The problem: projection and eager loading doesn't work together. Once you start using projections or custom joins you are changing shape of the query and you cannot use Include (EF will ignore it). The only way in such scenario is to manually include relations in the projected result set:

var result = from x in context.LargeTable
             select new {
                 Id = x.Id,
                 Name = x.Name,
                 // You can filter or project relations as well
                 RelatedEnitites = x.SomeRelation.Where(...) 
             };

You can also project to specific type BUT that specific type must not be mapped (so you cannot for example project to LargeTable entity from my sample). Projection to the mapped entity can be done only on materialized data in Linq-to-objects.

Edit:

There is probably some misunderstanding how EF works. EF works on top of entities - entity is what you have mapped. If you map 500 columns to the entity, EF simply use that entity as you defined it. It means that querying loads entity and persisting saves entity.

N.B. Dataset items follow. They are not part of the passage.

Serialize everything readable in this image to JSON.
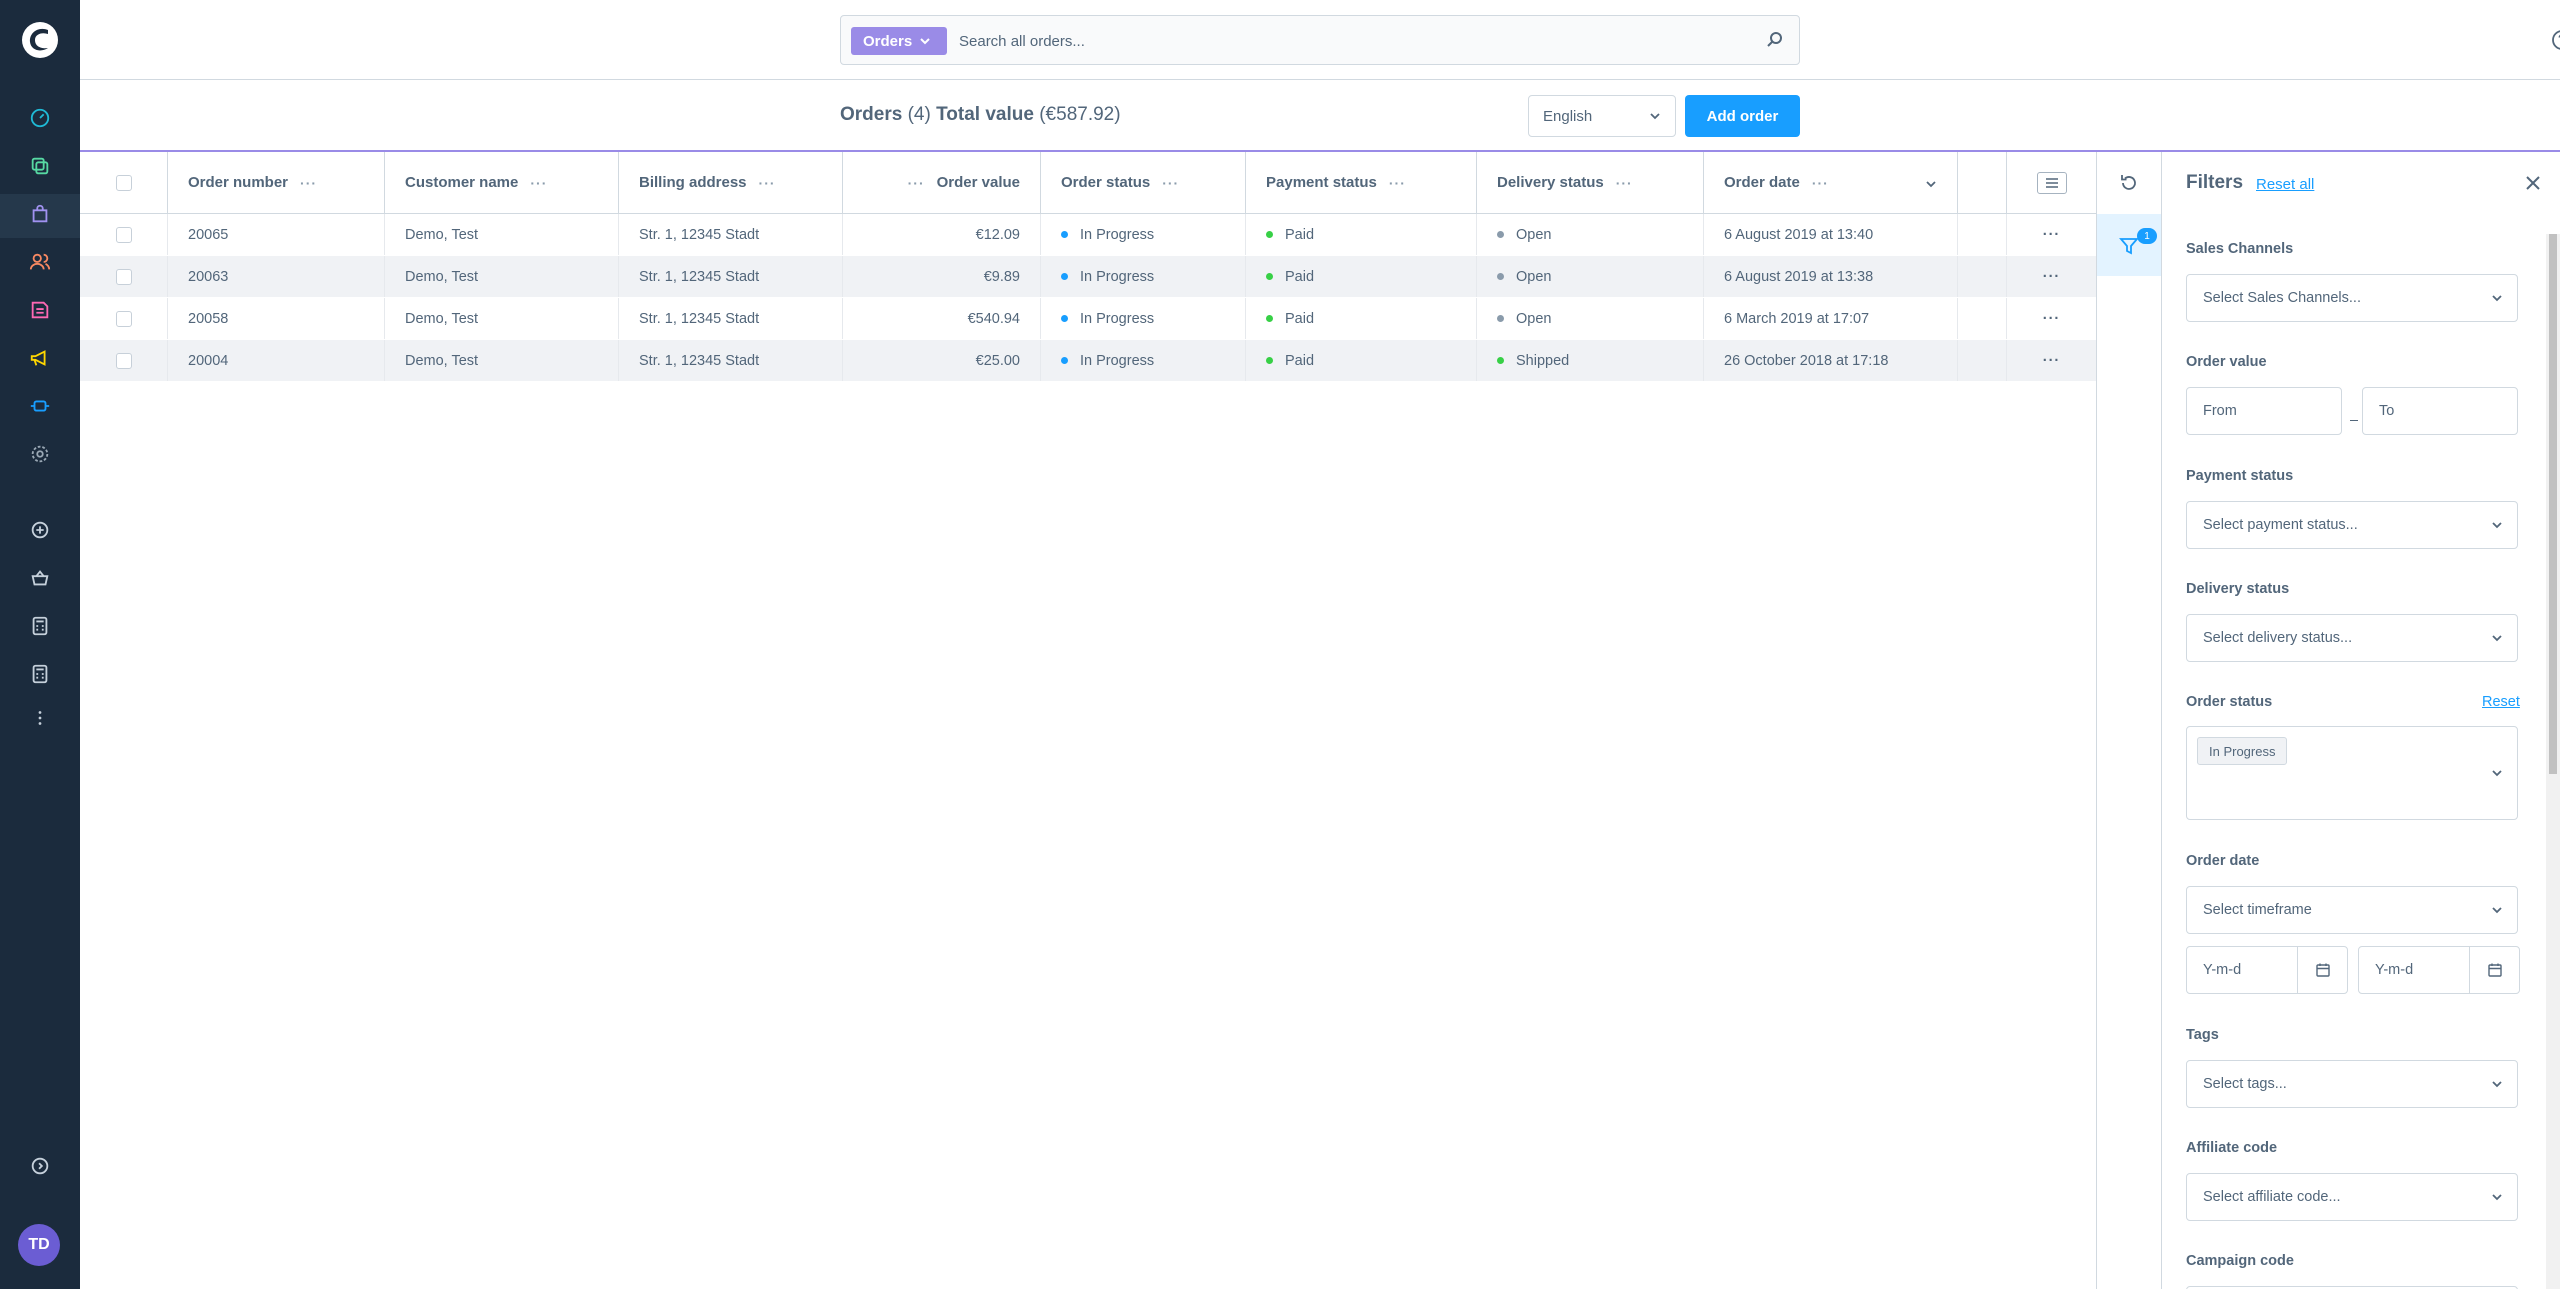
{
  "search": {
    "type_label": "Orders",
    "placeholder": "Search all orders..."
  },
  "smartbar": {
    "title": "Orders",
    "count": "(4)",
    "total_label": "Total value",
    "total_value": "(€587.92)",
    "language": "English",
    "add_label": "Add order"
  },
  "grid": {
    "columns": [
      "Order number",
      "Customer name",
      "Billing address",
      "Order value",
      "Order status",
      "Payment status",
      "Delivery status",
      "Order date"
    ],
    "rows": [
      {
        "number": "20065",
        "customer": "Demo, Test",
        "address": "Str. 1, 12345 Stadt",
        "value": "€12.09",
        "order_status": "In Progress",
        "payment": "Paid",
        "delivery": "Open",
        "date": "6 August 2019 at 13:40"
      },
      {
        "number": "20063",
        "customer": "Demo, Test",
        "address": "Str. 1, 12345 Stadt",
        "value": "€9.89",
        "order_status": "In Progress",
        "payment": "Paid",
        "delivery": "Open",
        "date": "6 August 2019 at 13:38"
      },
      {
        "number": "20058",
        "customer": "Demo, Test",
        "address": "Str. 1, 12345 Stadt",
        "value": "€540.94",
        "order_status": "In Progress",
        "payment": "Paid",
        "delivery": "Open",
        "date": "6 March 2019 at 17:07"
      },
      {
        "number": "20004",
        "customer": "Demo, Test",
        "address": "Str. 1, 12345 Stadt",
        "value": "€25.00",
        "order_status": "In Progress",
        "payment": "Paid",
        "delivery": "Shipped",
        "date": "26 October 2018 at 17:18"
      }
    ],
    "status_colors": {
      "in_progress": "#189eff",
      "paid": "#37d046",
      "open": "#8a9bab",
      "shipped": "#37d046"
    }
  },
  "sidebar": {
    "filter_badge": "1"
  },
  "filters": {
    "title": "Filters",
    "reset_all": "Reset all",
    "sales_channels_label": "Sales Channels",
    "sales_channels_placeholder": "Select Sales Channels...",
    "order_value_label": "Order value",
    "from_placeholder": "From",
    "to_placeholder": "To",
    "payment_status_label": "Payment status",
    "payment_status_placeholder": "Select payment status...",
    "delivery_status_label": "Delivery status",
    "delivery_status_placeholder": "Select delivery status...",
    "order_status_label": "Order status",
    "order_status_reset": "Reset",
    "order_status_selected": "In Progress",
    "order_date_label": "Order date",
    "order_date_placeholder": "Select timeframe",
    "date_from_placeholder": "Y-m-d",
    "date_to_placeholder": "Y-m-d",
    "tags_label": "Tags",
    "tags_placeholder": "Select tags...",
    "affiliate_label": "Affiliate code",
    "affiliate_placeholder": "Select affiliate code...",
    "campaign_label": "Campaign code"
  },
  "user": {
    "initials": "TD"
  },
  "colors": {
    "nav_bg": "#1b2b3d",
    "accent": "#189eff",
    "orders_purple": "#9a8be7"
  }
}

Why it works this way? Entity is considered as atomic data structure and its data can be loaded and tracked only once - that is a key feature for ability to correctly persist changes back to the database. It doesn't mean that you should not load only subset of columns if you need it but you should understand that loading subset of columns doesn't define your original entity - it is considered as arbitrary view on data in your entity. This view is not tracked and cannot be persisted back to database without some additional effort (simply because EF doesn't hold any information about the origin of the projection).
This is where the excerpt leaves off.